Las pesadillas son experiencias oníricas perturbadoras que pueden afectar negativamente la calidad del sueño y, en consecuencia, el bienestar general de las personas.
Aunque a menudo parecen surgir de forma aleatoria, se ha demostrado que ciertos hábitos diarios pueden aumentar significativamente la probabilidad de tener sueños angustiantes.
Uno de los más comunes es cenar en exceso o muy tarde. Comer justo antes de acostarse obliga al cuerpo a mantenerse activo para procesar los alimentos, lo que puede estimular la actividad cerebral durante la fase REM del sueño, la etapa donde se producen los sueños más vívidos. Esta hiperactividad puede traducirse en pesadillas.

Otro factor de riesgo importante es el consumo de cafeína o alcohol antes de dormir. La cafeína, presente en el café, el té negro, los refrescos y las bebidas energéticas, es un estimulante que puede interferir con la capacidad de conciliar el sueño profundo.
Por su parte, aunque el alcohol puede inducir somnolencia, también altera la arquitectura del sueño, interrumpiendo las fases reparadoras y generando un entorno propicio para sueños desagradables.
El uso excesivo de dispositivos electrónicos es otro mal hábito que puede contribuir a las pesadillas.
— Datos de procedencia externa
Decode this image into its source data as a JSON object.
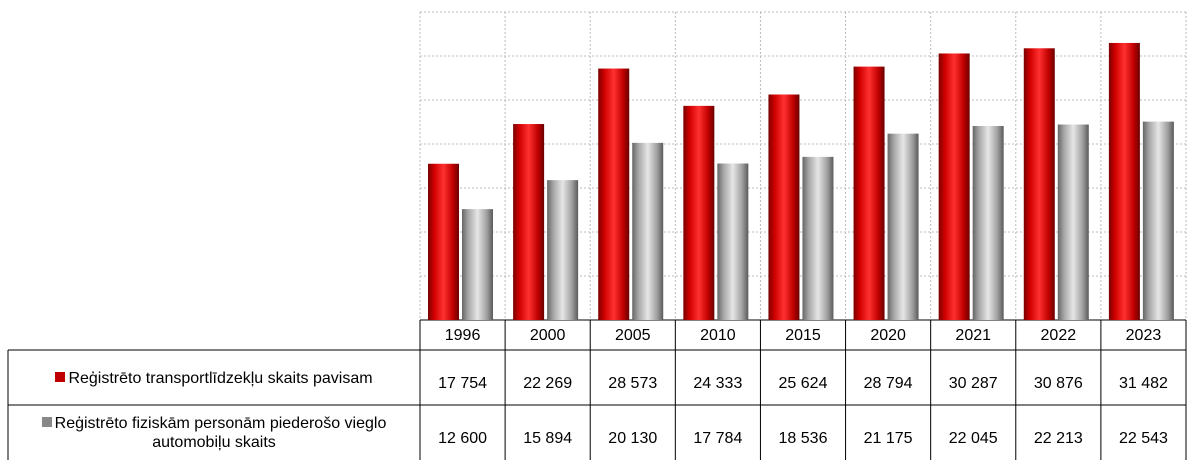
{
  "chart_data": {
    "type": "bar",
    "categories": [
      "1996",
      "2000",
      "2005",
      "2010",
      "2015",
      "2020",
      "2021",
      "2022",
      "2023"
    ],
    "series": [
      {
        "name": "Reģistrēto transportlīdzekļu skaits pavisam",
        "color": "#c00000",
        "values": [
          17754,
          22269,
          28573,
          24333,
          25624,
          28794,
          30287,
          30876,
          31482
        ],
        "value_labels": [
          "17 754",
          "22 269",
          "28 573",
          "24 333",
          "25 624",
          "28 794",
          "30 287",
          "30 876",
          "31 482"
        ]
      },
      {
        "name": "Reģistrēto fiziskām personām piederošo vieglo automobiļu skaits",
        "color": "#a6a6a6",
        "values": [
          12600,
          15894,
          20130,
          17784,
          18536,
          21175,
          22045,
          22213,
          22543
        ],
        "value_labels": [
          "12 600",
          "15 894",
          "20 130",
          "17 784",
          "18 536",
          "21 175",
          "22 045",
          "22 213",
          "22 543"
        ]
      }
    ],
    "ylim": [
      0,
      35000
    ],
    "yticks": [
      0,
      5000,
      10000,
      15000,
      20000,
      25000,
      30000,
      35000
    ],
    "grid": true
  }
}
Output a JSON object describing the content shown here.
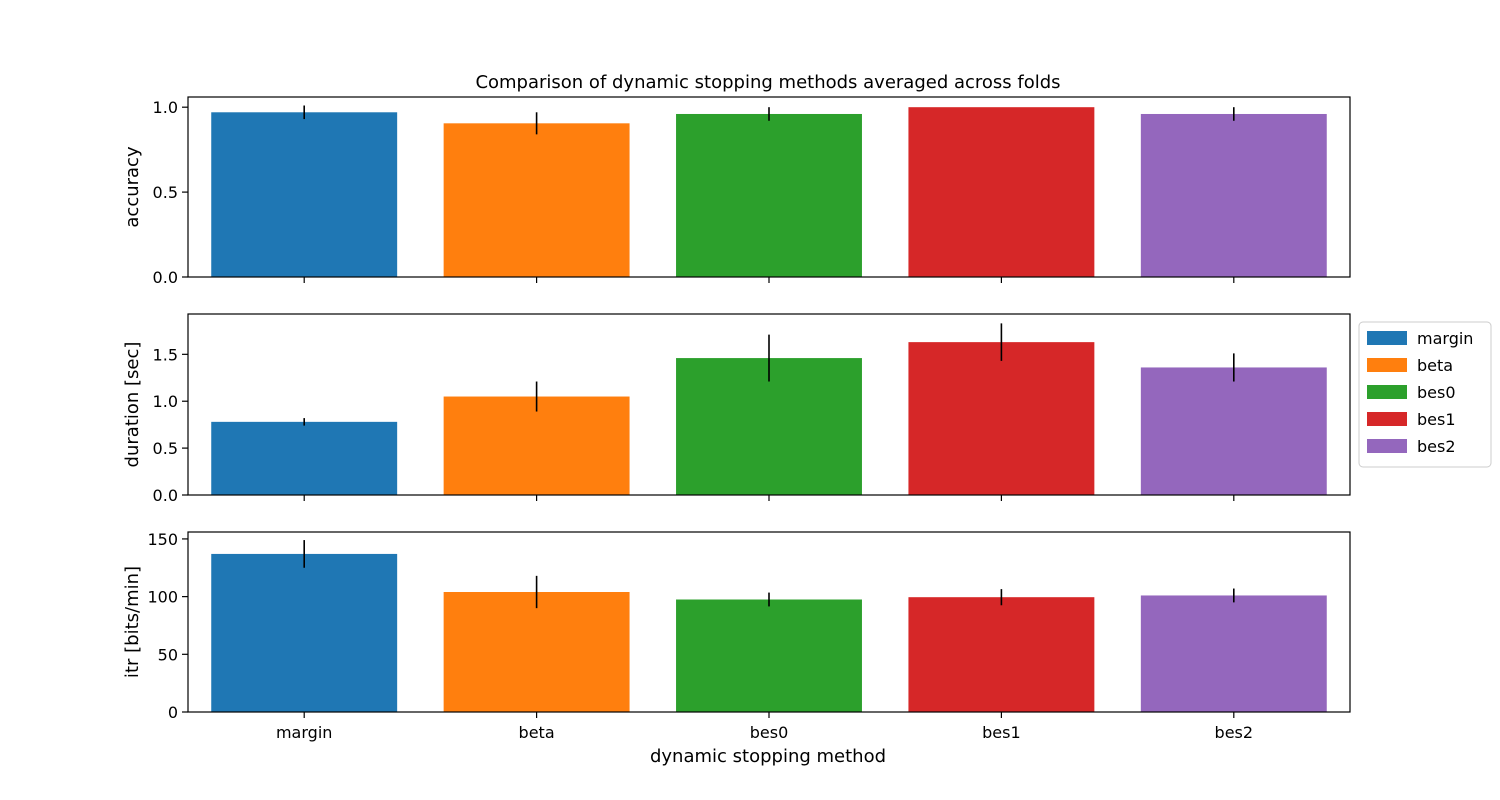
{
  "chart_data": {
    "type": "bar",
    "title": "Comparison of dynamic stopping methods averaged across folds",
    "xlabel": "dynamic stopping method",
    "categories": [
      "margin",
      "beta",
      "bes0",
      "bes1",
      "bes2"
    ],
    "colors": [
      "#1f77b4",
      "#ff7f0e",
      "#2ca02c",
      "#d62728",
      "#9467bd"
    ],
    "legend": {
      "placement": "right",
      "entries": [
        "margin",
        "beta",
        "bes0",
        "bes1",
        "bes2"
      ]
    },
    "panels": [
      {
        "ylabel": "accuracy",
        "ylim": [
          0,
          1.06
        ],
        "yticks": [
          0.0,
          0.5,
          1.0
        ],
        "ytick_labels": [
          "0.0",
          "0.5",
          "1.0"
        ],
        "values": [
          0.97,
          0.905,
          0.96,
          1.0,
          0.96
        ],
        "errors": [
          0.04,
          0.065,
          0.04,
          0.0,
          0.04
        ]
      },
      {
        "ylabel": "duration [sec]",
        "ylim": [
          0,
          1.93
        ],
        "yticks": [
          0.0,
          0.5,
          1.0,
          1.5
        ],
        "ytick_labels": [
          "0.0",
          "0.5",
          "1.0",
          "1.5"
        ],
        "values": [
          0.78,
          1.05,
          1.46,
          1.63,
          1.36
        ],
        "errors": [
          0.04,
          0.16,
          0.25,
          0.2,
          0.15
        ]
      },
      {
        "ylabel": "itr [bits/min]",
        "ylim": [
          0,
          156
        ],
        "yticks": [
          0,
          50,
          100,
          150
        ],
        "ytick_labels": [
          "0",
          "50",
          "100",
          "150"
        ],
        "values": [
          137,
          104,
          97.5,
          99.5,
          101
        ],
        "errors": [
          12,
          14,
          6,
          7,
          6
        ]
      }
    ]
  }
}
La exposición a la luz azul que emiten las pantallas de celulares, tabletas o computadoras inhibe la producción de melatonina, una hormona esencial para regular el ciclo del sueño.
Además, el contenido que consumimos, como películas de terror, videojuegos violentos o noticias negativas, puede quedarse en la mente y reaparecer durante el sueño en forma de imágenes inquietantes.

El estrés y la ansiedad también juegan un papel clave. Las preocupaciones del día a día, si no se gestionan adecuadamente, pueden colarse en la mente durante la noche y manifestarse como sueños de persecución, caídas, angustia o peligro. Las personas con altos niveles de estrés suelen reportar sueños más intensos y perturbadores.
A esto se suma el entorno en el que se duerme. Dormir en un espacio incómodo —con ruido, luz, temperaturas extremas o un colchón inadecuado— puede fragmentar el sueño y favorecer el surgimiento de pesadillas, al mantener al cerebro en un estado de alerta o incomodidad.
Finalmente, la falta de una rutina de sueño también puede ser perjudicial. Dormir a distintas horas cada noche altera el ritmo circadiano natural del cuerpo, lo que impacta negativamente en la calidad del descanso. Cuando no se duerme de forma regular, el cerebro puede reaccionar con actividad onírica más intensa y menos controlada.
Aunque las pesadillas no siempre pueden evitarse por completo, muchos de los factores que las provocan están relacionados con nuestros hábitos diarios. Adoptar una rutina de sueño constante, evitar estímulos negativos antes de dormir, mantener un ambiente adecuado y reducir el estrés son pasos fundamentales para disfrutar de un sueño más tranquilo y reparador.